TOMÁS.-  Señor: Aquí llego a saludar, reconocer, amar y reverenciar a un segundo padre. Pero a un segundo padre al cual, me atrevo a declararlo, soy más deudor que al primero. El primero me ha engendrado; vos me habéis elegido. Aquél me acogió por obligación; vos me adoptáis graciosamente. Lo que recibí del primero fue obra de la materia; lo que de vos recibo es acto de la voluntad; y por ser las facultades espirituales tan superiores a las materiales, tanto más os debo y tanto más aprecio esta futura unión, por la cual vengo ahora a expresaros anticipadamente mis más humildes y rendidos respetos.

ANTONIA.-  ¡Bendito sea el colegio de donde salen estos hombres!

TOMÁS.-  ¿He estado bien, padre?

DIAFOIRUS.-  ¡Óptimo!

ARGAN.-   (A ANGÉLICA.)  Vamos, saluda al señor.

TOMÁS.-   (A DIAFOIRUS.)  ¿Debo besarle la mano?

DIAFOIRUS.-  Sí, Sí.

TOMÁS.-   (A ANGÉLICA.)  Señora: Con justicia os ha concedido el cielo el título de madre, puesto que...

ARGAN.-  Ésa no es mi mujer, es mi hija.

TOMÁS.-  ¿Pues dónde está?

ARGAN.-  Vendrá ahora.

TOMÁS.-   (A DIAFOIRUS.)  ¿Aguardo a que venga?
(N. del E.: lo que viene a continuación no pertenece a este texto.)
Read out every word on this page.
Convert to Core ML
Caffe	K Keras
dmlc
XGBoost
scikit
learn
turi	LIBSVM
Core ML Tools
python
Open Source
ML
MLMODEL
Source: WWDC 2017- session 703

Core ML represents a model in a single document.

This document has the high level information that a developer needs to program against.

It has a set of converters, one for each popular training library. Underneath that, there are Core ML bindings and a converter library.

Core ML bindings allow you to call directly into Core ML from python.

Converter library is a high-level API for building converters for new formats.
DIAFOIRUS.-  Saluda a la hija.

TOMÁS.-  Señorita: Así como de la estatua de Memnán salían sonidos armoniosos al ser iluminada por los rayos del sol, de igual manera me siento yo animado de un dulce transporte al recibir los resplandores de vuestra belleza. Y del mismo modo que, según observan los naturalistas, la flor llamada heliotropo gira sin cesar hacia el astro del día, así mi corazón desde ahora girará de continuo atraído por el fulgor de vuestros ojos adorables que son mi único polo... Permitid, señorita, que deposite en el altar de vuestros encantos la ofrenda de este corazón, que ni alienta ni ambiciona otra gloria que la de ser, mientras viva, vuestro muy humilde, muy obediente y muy fiel servidor y marido.
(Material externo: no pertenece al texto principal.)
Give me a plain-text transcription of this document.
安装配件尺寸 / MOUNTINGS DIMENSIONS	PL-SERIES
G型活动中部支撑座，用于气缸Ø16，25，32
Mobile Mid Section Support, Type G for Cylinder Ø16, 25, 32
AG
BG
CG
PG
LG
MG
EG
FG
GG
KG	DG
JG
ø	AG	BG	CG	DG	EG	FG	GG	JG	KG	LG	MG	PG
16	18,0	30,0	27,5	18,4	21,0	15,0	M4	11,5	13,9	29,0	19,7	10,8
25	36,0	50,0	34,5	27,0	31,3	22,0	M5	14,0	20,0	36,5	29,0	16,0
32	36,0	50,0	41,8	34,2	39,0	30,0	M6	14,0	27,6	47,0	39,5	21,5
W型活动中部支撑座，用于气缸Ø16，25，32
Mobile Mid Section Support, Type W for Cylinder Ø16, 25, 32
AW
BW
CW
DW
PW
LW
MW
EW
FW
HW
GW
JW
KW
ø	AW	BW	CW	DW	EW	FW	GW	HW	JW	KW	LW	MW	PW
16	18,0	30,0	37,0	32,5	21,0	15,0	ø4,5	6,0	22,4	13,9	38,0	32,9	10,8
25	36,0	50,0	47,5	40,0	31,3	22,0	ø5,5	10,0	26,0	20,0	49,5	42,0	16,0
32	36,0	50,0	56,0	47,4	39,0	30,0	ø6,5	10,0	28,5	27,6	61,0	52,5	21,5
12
ANTONIA.-   (En chanza.)  ¡Ya merece la pena quemarse las pestañas estudiando y poder decir luego cosas tan lindas!

ARGAN.-   (A CLEONTE.)  ¿Qué decís vos de esto?

CLEONTE.-  Que estoy maravillado de oír al señor, y que si es tan buen médico como orador notable, dará gusto enfermar para ser asistido por él.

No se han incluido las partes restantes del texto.